Relaxing in his living room four months after his surgery, Franco looks remarkably well. However, an eight-and-a-half-inch scar down the middle of his chest, from just below his throat to just above his bellybutton, tells its own story. On top of his bookshelves are photographs of him with his wife, Gosia, and their son, Gabriel, and cards celebrating his survival and his recent 50th birthday. One is from staff at St Thomas’ wishing him luck when he left there for his transplant. An exercise bike is helping his positive but slowgoing recovery. He can now walk 20 minutes a day. He is overjoyed to be back among his family and glad to be alive.
What kept him going through all this? “The support of my family really helped, as did all the nurses, doctors and other staff at the three hospitals I spent, in all, eight months in. I cannot describe in words how well they took care of me. They were special people. They gave me emotional as well as physical support. They always said to me: ‘Don’t give up. You are very strong and you are going to make it through.’ The care I had was awesome,” Franco says.
He would love to meet his donor’s family to convey his deep gratitude. His brush with death has taught him that “a transplant is a wonderful thing. It gave me the chance to be with my family, to be alive, to be in this world again. Transplants are wonderful gifts that come from another human being and help people who cannot be alive by any other means.
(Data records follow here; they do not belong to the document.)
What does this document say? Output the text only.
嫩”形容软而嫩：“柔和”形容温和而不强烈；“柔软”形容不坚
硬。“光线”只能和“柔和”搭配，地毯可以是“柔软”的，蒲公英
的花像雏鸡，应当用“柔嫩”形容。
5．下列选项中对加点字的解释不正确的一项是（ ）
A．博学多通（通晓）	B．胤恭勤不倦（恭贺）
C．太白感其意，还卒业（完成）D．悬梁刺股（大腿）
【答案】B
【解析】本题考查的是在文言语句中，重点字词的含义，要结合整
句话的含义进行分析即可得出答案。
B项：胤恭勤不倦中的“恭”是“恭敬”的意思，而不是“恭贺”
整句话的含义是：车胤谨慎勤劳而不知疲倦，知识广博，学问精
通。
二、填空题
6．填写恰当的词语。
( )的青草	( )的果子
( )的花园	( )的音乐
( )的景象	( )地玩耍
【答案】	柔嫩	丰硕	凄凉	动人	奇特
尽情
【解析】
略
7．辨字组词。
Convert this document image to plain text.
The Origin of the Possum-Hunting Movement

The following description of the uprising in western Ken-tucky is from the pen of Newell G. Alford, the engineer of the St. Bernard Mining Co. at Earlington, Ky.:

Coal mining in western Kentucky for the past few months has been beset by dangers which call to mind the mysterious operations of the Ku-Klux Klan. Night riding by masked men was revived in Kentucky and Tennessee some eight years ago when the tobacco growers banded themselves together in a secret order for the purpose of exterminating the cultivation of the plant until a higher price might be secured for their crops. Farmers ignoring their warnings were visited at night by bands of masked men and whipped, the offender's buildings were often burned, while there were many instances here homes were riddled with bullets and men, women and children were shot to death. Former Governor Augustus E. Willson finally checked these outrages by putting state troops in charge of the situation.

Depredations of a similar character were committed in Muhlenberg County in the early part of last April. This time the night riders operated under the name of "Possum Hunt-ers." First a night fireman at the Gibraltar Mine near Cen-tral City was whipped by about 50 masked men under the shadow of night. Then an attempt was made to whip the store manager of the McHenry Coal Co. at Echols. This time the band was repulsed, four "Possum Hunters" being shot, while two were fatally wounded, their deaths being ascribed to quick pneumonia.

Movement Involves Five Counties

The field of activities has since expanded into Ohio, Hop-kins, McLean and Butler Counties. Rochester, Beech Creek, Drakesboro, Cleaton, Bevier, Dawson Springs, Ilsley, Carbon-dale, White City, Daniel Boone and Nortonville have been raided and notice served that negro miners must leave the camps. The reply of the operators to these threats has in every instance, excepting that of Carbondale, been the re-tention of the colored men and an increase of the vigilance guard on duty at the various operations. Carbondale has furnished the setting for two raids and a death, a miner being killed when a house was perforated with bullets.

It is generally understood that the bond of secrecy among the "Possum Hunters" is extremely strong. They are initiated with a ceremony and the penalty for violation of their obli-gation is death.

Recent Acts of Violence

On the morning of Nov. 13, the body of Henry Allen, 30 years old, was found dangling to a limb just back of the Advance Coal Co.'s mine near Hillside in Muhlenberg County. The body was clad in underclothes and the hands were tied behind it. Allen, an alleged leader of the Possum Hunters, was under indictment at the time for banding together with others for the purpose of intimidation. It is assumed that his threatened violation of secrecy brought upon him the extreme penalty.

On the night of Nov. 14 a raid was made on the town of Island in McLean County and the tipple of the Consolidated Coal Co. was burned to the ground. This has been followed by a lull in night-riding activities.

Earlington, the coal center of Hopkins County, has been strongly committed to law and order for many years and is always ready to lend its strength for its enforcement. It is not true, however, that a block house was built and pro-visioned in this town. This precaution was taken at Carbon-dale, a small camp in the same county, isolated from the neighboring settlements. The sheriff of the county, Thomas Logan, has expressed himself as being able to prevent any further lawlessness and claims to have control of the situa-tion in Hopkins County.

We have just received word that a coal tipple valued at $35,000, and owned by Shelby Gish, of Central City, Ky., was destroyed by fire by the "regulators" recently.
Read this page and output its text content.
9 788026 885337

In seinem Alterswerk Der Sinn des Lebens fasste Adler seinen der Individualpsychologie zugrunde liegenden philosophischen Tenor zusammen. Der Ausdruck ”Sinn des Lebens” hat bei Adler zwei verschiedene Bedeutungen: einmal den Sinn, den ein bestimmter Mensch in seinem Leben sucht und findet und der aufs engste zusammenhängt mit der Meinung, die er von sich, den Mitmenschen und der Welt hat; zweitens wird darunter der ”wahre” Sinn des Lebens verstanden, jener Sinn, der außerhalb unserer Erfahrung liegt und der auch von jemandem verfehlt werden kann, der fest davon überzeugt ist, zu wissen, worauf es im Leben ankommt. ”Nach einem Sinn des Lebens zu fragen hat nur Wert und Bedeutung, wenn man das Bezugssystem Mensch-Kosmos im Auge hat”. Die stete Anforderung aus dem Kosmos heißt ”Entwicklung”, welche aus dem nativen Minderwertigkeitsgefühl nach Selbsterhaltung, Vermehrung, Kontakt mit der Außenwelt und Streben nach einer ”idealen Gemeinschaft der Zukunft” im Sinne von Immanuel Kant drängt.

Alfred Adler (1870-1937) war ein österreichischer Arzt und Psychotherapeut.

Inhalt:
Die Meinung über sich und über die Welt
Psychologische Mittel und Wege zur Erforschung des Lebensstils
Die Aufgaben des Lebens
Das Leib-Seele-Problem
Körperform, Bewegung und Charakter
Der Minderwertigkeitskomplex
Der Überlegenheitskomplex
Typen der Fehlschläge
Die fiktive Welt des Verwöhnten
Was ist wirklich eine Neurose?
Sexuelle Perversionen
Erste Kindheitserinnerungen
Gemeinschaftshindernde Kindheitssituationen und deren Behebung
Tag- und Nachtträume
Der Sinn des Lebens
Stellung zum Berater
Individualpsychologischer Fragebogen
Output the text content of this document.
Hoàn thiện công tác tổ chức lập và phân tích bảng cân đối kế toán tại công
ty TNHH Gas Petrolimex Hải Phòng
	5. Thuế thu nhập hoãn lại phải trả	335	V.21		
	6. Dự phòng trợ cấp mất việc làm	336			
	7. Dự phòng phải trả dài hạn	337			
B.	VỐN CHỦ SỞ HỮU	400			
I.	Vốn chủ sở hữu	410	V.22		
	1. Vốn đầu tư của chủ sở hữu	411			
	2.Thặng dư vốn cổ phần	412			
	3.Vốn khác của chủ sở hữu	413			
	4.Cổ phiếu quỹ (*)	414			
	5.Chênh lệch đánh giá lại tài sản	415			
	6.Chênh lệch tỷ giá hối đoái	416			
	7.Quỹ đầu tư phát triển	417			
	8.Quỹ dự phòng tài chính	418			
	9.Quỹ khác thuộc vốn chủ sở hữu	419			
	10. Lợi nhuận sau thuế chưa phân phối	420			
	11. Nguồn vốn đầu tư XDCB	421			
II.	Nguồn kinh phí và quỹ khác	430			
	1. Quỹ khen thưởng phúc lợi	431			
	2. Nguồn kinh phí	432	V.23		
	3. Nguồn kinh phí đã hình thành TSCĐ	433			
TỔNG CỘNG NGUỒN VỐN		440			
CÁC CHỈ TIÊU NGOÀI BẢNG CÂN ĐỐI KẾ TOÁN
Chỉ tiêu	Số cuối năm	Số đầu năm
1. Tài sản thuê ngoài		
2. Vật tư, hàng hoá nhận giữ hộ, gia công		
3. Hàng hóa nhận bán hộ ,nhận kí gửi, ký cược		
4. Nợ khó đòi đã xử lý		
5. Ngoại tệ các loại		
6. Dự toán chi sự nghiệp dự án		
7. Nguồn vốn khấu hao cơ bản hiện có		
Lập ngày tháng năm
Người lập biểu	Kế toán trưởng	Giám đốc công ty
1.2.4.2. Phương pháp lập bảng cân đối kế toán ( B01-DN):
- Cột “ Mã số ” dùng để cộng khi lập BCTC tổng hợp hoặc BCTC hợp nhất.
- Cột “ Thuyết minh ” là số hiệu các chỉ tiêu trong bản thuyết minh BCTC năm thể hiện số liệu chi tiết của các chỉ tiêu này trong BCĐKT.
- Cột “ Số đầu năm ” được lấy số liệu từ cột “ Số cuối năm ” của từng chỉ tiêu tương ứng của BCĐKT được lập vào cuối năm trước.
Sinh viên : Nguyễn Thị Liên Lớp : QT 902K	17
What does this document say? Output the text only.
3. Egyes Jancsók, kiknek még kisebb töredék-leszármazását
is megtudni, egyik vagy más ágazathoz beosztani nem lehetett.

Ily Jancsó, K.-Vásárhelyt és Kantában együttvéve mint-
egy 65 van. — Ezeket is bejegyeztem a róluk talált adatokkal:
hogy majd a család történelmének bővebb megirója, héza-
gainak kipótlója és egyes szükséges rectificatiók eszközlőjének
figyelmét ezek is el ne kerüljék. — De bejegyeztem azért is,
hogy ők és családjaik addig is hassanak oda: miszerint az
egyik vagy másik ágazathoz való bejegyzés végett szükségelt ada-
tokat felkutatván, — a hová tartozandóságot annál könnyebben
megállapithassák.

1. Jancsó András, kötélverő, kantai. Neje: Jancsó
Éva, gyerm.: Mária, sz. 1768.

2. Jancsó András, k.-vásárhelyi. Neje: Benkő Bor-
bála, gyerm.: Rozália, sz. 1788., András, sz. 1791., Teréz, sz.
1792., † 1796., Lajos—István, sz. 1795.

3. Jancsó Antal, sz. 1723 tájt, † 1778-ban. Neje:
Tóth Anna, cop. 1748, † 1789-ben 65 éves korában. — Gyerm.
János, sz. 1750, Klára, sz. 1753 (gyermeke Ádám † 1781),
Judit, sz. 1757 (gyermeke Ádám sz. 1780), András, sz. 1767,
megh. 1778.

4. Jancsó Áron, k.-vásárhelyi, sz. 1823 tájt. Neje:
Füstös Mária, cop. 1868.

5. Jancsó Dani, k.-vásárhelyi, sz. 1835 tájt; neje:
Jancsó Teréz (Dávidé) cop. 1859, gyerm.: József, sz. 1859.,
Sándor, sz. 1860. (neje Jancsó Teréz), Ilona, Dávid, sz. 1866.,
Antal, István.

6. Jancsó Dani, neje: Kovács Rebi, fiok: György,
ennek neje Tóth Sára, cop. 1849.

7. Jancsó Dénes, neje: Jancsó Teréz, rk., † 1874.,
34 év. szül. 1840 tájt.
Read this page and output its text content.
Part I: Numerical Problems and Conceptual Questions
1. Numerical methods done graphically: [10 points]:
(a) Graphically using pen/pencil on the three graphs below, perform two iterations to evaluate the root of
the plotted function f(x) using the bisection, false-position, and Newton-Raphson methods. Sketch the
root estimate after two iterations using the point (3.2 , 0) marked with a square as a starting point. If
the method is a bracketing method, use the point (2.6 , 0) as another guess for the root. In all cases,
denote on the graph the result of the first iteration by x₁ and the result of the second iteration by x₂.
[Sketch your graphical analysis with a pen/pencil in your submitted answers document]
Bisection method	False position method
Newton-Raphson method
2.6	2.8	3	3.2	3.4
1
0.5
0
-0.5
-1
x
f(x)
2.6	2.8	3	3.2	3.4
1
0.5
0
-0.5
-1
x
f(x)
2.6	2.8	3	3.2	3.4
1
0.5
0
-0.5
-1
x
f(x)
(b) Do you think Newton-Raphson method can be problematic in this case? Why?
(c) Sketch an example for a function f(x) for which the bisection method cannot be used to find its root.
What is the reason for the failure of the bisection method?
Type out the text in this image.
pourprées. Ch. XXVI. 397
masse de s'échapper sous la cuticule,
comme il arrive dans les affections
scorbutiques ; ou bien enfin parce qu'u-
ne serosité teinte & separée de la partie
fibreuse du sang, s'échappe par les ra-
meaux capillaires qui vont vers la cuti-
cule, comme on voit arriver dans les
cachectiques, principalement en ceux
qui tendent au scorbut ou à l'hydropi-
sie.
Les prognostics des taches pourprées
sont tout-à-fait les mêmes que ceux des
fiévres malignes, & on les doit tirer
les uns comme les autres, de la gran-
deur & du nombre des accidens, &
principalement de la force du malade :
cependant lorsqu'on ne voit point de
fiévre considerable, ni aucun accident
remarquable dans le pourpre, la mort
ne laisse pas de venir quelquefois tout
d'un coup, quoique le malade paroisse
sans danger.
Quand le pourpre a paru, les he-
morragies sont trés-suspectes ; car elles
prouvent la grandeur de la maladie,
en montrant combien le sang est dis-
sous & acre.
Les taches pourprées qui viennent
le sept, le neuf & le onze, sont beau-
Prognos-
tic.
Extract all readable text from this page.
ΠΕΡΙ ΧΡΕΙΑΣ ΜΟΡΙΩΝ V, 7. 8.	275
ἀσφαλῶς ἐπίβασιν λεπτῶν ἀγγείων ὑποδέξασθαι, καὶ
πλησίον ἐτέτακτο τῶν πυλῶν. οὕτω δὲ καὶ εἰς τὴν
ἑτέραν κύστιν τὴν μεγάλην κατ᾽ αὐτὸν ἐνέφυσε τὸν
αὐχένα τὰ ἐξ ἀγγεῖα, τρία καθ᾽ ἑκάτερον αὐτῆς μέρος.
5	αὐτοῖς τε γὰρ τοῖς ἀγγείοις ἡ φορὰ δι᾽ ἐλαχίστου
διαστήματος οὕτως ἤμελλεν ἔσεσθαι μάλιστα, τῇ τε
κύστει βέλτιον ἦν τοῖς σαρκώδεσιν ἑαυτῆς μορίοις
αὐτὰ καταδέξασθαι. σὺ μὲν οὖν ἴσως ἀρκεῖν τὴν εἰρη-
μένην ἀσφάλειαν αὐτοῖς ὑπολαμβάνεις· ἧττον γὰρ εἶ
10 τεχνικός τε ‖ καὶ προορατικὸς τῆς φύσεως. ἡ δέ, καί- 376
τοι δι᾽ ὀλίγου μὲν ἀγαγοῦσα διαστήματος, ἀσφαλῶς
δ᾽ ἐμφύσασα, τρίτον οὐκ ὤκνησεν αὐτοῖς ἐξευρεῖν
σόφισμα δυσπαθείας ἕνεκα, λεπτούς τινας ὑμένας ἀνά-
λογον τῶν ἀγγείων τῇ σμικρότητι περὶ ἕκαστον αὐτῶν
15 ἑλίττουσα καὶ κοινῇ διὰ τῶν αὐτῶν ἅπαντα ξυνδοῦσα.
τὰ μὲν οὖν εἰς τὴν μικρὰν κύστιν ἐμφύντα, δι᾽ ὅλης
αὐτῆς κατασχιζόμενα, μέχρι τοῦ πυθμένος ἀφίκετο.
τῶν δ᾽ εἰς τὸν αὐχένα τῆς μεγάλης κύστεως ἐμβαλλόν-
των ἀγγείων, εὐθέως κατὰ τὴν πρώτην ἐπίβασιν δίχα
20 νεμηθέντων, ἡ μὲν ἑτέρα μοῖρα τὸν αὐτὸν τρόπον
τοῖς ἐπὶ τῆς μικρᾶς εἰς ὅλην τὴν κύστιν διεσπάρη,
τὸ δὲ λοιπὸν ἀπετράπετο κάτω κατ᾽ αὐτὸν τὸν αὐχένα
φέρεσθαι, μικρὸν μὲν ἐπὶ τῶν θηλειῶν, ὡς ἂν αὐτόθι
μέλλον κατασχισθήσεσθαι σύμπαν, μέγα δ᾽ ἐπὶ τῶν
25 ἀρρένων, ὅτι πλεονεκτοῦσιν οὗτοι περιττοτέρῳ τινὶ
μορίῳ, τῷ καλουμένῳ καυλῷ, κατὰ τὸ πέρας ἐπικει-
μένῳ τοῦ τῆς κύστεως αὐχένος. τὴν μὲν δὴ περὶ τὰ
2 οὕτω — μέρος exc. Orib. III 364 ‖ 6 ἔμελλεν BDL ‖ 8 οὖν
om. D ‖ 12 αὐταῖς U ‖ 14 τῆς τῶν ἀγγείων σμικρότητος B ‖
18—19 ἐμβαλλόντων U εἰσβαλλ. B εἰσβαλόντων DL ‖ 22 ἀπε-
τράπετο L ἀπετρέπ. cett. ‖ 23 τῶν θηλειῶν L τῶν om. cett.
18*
Transplants are a gift of life.”
As Franco approaches the anniversary of succumbing to Covid, he still bears the scars – mental as well as physical – of his ordeal. Quiet tears flow at one point as he recalls how during his spell in St Thomas’ he became reconciled to what seemed an inevitable demise.
Life is good again. “Being able to breathe normally now is just amazing. When I was connected to the Ecmo machine and before the transplant, I had to really grasp for air. That was just horrible. Now I can walk, I can move around, I can breathe normally. It feels good. I mean, it’s just awesome, you know. It’s just awesome.”